Como soy poco dado a creerme a pies juntillas las opiniones de los demás sobre cosas que puedo evaluar yo mismo, dediqué unos días a leer el último libro de Malcolm Gladwell, David and Goliath, un trabajo del cual ya había leído (y comentado) algunas opiniones nada positivas.
Mi escepticismo chocó contra lo que página a página parecía la confirmación de que todo rumor era absolutamente cierto: Gladwell construye un relato en el que intenta pasar por norma lo que no es sino una recopilación de casualidades y excepciones. Es algo que no debería sorprenderme, pues su anterior Outliers sigue este patrón: glosa vidas de personajes extraordinarios y concluye que todos ellos fueron extraordinarios porque dedicaron muchísimas horas al desarrollo de una habilidad concreta. E incluso los argumentos de su más respetado Tipping Point están ya muy arrinconados si estudiamos dinámica de redes sociales y propagación de información.
Aún así, la hipótesis de Outliers de que son el esfuerzo y el tesón los responsables de la alta cualificación suena verosímil, y casi deseable. Sin embargo, David and Goliath es un libro que a duras penas se mantiene a flote en su primer tercio, pero que naufraga irremediablemente a medida que Gladwell riza el rizo hasta el imposible para intentar convencernos de que sufrir dislexia es positivo para un niño. Y de que sin duda somos unos necios si no deseamos que nuestro hijo sea disléxico.
Se ampara para justificar su apología de la dislexia, cómo no, en una serie de casos excepcionales, como que diversas personalidades brillantes de los negocios y la política sean disléxicos. Obvia, por supuesto, que la inmensa mayoría de personas que padecen dislexia no se sobreponen jamás al hándicap que ésta supone para su desarrollo y aprendizaje normales, y para la integración con las personas de su entorno y sus oportunidades como adultos.
Repite este patrón con otros temas: defendiendo las virtudes de pertenecer a una minoría racial en un entorno profundamente racista, o ser pobre de solemnidad, como forjadores de carácter. Una vez más se olvida de que la inmensa mayoría de miembros de una minoría racial en un entorno social racista jamás gozarán de una mínima oportunidad de sobreponerse a los problemas que ello supone. O que los niños pobres de solemnidad generalmente no superan esa situación.
Todo da igual en el mundo del cherry picking, eso que en español se llama falacia de evidencia incompleta (o sesgo de selección). Y como digo, durante el primer tercio del libro se hace soportable, porque queda la promesa de que la cosa mejore. Pero a partir de ahí, al ver que no sólo no mejora sino que va a peor (dedica un buen tramo del libro a defender las virtudes de la dislexia, cuando la mayoría de personas que la sufren están bastante jodidos, si me permiten la expresión) resulta muy difícil mantener el interés y el libro se va desinflando porque las sucesivas maravillas excepcionales resultan cada vez más cansinas.

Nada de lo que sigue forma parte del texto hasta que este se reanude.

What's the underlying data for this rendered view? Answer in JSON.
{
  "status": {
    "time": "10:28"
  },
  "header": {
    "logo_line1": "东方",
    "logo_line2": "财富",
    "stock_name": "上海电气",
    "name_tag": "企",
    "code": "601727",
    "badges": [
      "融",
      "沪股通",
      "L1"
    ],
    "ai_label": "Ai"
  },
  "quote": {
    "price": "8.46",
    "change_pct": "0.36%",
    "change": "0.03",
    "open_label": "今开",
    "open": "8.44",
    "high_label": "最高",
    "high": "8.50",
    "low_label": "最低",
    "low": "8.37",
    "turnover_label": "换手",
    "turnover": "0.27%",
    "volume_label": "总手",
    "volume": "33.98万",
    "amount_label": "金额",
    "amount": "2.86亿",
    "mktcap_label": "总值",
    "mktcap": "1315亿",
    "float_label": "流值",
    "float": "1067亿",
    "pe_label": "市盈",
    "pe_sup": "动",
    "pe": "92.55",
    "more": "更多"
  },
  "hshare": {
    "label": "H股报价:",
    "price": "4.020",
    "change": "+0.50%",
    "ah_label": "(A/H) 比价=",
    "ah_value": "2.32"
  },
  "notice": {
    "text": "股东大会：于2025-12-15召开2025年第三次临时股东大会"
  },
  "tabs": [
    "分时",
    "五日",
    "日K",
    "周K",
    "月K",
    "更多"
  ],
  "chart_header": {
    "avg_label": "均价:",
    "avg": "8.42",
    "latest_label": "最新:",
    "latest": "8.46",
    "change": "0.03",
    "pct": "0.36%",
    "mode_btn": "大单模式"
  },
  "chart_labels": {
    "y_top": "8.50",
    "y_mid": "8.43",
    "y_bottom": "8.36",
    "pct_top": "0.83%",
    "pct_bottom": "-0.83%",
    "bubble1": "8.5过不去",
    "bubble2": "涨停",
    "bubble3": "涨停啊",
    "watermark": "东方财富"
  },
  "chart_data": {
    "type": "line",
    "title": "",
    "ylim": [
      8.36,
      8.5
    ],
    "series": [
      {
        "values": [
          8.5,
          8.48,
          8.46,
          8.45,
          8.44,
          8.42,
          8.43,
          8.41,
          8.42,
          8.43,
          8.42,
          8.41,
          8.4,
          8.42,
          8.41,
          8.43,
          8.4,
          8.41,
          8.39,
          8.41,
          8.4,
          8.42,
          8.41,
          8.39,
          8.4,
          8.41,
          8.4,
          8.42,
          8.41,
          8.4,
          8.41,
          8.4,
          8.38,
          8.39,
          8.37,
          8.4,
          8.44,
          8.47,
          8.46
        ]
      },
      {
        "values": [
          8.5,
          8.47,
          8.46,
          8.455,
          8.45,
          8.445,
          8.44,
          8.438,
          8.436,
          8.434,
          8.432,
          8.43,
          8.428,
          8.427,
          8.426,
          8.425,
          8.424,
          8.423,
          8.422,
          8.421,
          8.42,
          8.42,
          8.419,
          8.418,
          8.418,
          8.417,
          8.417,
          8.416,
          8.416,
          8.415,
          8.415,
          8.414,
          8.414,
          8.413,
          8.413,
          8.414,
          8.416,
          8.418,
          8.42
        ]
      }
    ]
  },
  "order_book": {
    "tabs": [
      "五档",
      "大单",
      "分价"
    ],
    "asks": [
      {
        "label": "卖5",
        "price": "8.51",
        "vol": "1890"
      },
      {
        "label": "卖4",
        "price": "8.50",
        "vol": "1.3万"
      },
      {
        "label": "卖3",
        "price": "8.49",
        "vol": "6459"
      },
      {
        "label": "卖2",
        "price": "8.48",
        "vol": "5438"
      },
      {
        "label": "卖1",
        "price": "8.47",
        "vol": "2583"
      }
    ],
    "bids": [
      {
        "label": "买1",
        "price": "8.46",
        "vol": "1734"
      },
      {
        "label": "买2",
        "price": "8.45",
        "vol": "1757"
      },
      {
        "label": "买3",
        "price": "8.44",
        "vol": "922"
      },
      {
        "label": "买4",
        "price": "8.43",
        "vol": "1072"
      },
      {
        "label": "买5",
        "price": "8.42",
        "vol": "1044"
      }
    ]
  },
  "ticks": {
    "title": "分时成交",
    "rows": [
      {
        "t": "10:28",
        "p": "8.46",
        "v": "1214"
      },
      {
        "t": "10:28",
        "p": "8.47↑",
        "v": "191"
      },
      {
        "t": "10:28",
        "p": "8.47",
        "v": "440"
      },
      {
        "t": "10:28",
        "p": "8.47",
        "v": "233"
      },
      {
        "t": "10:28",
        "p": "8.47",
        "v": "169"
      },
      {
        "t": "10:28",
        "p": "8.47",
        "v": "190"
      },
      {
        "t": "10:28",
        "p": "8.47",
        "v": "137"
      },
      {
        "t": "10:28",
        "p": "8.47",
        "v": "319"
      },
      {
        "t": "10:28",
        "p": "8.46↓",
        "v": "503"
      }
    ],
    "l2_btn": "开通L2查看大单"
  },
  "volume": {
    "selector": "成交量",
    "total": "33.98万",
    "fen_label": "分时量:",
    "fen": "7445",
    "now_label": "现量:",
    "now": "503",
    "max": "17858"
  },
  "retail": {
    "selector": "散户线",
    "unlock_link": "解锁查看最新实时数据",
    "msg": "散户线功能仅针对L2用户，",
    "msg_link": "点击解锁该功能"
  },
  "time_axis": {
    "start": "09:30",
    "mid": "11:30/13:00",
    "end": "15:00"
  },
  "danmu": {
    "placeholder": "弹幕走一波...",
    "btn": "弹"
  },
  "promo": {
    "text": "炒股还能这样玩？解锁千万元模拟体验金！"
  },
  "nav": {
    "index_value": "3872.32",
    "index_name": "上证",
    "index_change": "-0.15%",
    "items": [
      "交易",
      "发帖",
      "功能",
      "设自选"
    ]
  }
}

En definitiva, se trata de un libro breve que muy probablemente no será recordado, que evidencia el poco rigor de su autor, y que no pasa el corte de la recomendación. Hay muchos libros ahí afuera esperando ser leídos que seguramente le serán más provechosos. Eso sí, puede que Gladwell no lo buscara intencionadamente, pero le quedó un perfecto manual de autoayuda. Sobre todo para padres de niños disléxicos.